Friday, July 26, 2024

Mexico one step away from losing investment grade rating

Fitch Ratings cut Mexico’s sovereign rating on Wednesday to just one notch above non-investment grade due to fears that the coronavirus pandemic will cause a “severe recession” in the Mexican economy.

Mexico’s rating is now BBB- with a stable outlook.

“The economic shock represented by the coronavirus pandemic will lead to a severe recession in Mexico in 2020,” Fitch said in a statement, adding that a recovery starting in the second half of the year “will likely be held back by the same factors that have hampered recent economic performance.”

The Mexican economy contracted 0.1% last year, the first decline since 2009, the year of the world financial crisis when GDP fell 5.3%.

Fitch is forecasting the economy will contract by at least 4% this year but noted that “given the nature of the crisis there is a higher than usual level of uncertainty around our forecasts, and the balance of risks is firmly to the downside.”

It said that the extent of the contraction and the scope for recovery will depend on two factors: the performance of the economy in the United States, Mexico’s largest trading partner, and the duration of the “virus shock” domestically.

Fitch is also predicting that government debt will increase to 4.4% of GDP, adding that the level would be “higher than implied by the most recent budget review” and that there is “little scope for consolidation in 2021.”

“Consolidating public finances once the [coronavirus] crisis is over and returning debt/GDP to a sustainable path will prove challenging in Fitch’s view,” the rating agency said.
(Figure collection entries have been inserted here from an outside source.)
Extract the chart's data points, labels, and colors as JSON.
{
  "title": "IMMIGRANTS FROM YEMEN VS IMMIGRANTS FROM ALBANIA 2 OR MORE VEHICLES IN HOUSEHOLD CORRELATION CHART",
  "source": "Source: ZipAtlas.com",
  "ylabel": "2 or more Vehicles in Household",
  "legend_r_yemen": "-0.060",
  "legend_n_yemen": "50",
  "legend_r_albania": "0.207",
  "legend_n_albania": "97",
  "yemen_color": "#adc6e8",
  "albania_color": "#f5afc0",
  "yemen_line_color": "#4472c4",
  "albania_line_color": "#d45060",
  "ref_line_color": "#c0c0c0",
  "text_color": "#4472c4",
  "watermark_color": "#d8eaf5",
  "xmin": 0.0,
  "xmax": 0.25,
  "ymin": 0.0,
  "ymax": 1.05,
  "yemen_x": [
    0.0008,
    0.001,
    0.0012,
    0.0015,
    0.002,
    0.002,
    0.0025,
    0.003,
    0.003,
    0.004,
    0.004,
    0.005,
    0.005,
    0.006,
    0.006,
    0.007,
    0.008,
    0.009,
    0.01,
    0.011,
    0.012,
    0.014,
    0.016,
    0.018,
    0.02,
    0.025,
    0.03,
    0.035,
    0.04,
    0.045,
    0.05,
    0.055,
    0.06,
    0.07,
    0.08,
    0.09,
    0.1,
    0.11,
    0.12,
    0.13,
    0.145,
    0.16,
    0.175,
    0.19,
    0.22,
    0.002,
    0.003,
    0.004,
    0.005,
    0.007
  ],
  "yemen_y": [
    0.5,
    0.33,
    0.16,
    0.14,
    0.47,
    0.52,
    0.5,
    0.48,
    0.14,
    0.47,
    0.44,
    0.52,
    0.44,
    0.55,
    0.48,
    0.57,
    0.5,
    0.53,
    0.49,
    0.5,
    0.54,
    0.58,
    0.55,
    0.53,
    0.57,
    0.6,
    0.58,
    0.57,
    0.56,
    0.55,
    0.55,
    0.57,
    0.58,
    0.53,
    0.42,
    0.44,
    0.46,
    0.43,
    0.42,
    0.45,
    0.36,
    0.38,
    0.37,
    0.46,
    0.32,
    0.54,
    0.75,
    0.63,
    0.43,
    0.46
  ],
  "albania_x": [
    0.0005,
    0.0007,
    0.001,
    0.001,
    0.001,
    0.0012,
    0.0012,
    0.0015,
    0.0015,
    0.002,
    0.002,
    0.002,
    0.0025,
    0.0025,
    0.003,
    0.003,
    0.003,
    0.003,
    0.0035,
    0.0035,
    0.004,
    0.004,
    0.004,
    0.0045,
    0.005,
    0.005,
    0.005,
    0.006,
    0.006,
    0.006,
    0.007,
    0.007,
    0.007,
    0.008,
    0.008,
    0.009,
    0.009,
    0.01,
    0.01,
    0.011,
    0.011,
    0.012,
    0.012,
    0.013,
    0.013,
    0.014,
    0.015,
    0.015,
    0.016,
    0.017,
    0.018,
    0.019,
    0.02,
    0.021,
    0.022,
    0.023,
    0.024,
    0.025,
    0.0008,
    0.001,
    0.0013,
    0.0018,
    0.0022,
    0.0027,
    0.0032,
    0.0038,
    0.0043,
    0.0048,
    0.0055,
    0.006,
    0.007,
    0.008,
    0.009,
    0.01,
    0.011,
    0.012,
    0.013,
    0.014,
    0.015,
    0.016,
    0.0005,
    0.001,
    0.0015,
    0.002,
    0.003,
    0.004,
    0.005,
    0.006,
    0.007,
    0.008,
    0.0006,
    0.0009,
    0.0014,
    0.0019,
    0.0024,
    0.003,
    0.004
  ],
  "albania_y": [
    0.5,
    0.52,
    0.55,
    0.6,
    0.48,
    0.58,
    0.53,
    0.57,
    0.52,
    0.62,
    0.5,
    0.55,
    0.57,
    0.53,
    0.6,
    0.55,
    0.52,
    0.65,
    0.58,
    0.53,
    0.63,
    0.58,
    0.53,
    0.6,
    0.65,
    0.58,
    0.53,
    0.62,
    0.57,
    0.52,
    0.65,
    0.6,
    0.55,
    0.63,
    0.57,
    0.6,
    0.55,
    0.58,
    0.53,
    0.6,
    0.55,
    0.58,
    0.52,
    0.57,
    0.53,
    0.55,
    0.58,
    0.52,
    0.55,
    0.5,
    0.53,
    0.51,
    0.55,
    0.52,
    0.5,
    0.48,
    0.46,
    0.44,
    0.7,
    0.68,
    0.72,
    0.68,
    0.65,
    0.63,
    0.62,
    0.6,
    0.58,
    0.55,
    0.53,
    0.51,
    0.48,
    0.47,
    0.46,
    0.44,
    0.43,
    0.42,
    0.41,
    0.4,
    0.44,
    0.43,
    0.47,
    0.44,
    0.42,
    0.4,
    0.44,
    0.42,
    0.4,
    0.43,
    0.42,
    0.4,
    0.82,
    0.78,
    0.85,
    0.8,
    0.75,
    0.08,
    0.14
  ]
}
It said that factors that held back investment prior to the coronavirus crisis, “including weak governance and ad hoc government policy interventions,” are likely to persist once it is over.

The rating agency also said that the state oil company, currently saddled with debt of US $105 billion or 9% of GDP, “remains a key risk factor, particularly in view of the sharp fall in oil prices.”

On a positive note, Fitch said that “the credible monetary policy framework built around a flexible exchange rate and inflation targeting remains a rating strength and will help the economy absorb the external shock.”

The ratings agency also said that it expected trade to help the economy to recover, noting that the new North American trade agreement, the USMCA, is scheduled to take effect in the middle of the year. That will relieve uncertainty that has prevailed since 2016, Fitch said.

The newspaper El Financiero reported that Fitch’s downgrading of Mexico’s sovereign rating only had a moderate impact on the peso, which was trading at about 24.2 to the United States dollar early on Thursday afternoon.

The cut came after S&P Global Ratings downgraded Mexico’s sovereign rating to BBB from BBB+ in the last week of March.

Alonso Cervera, chief Latin America economist for Credit Suisse, said that he believed that it won’t be long before Moody’s, the third major rating agency, also cuts its rating for Mexico.

Mexico’s current sovereign rating with Moody’s is A3, four notches above non-investment grade.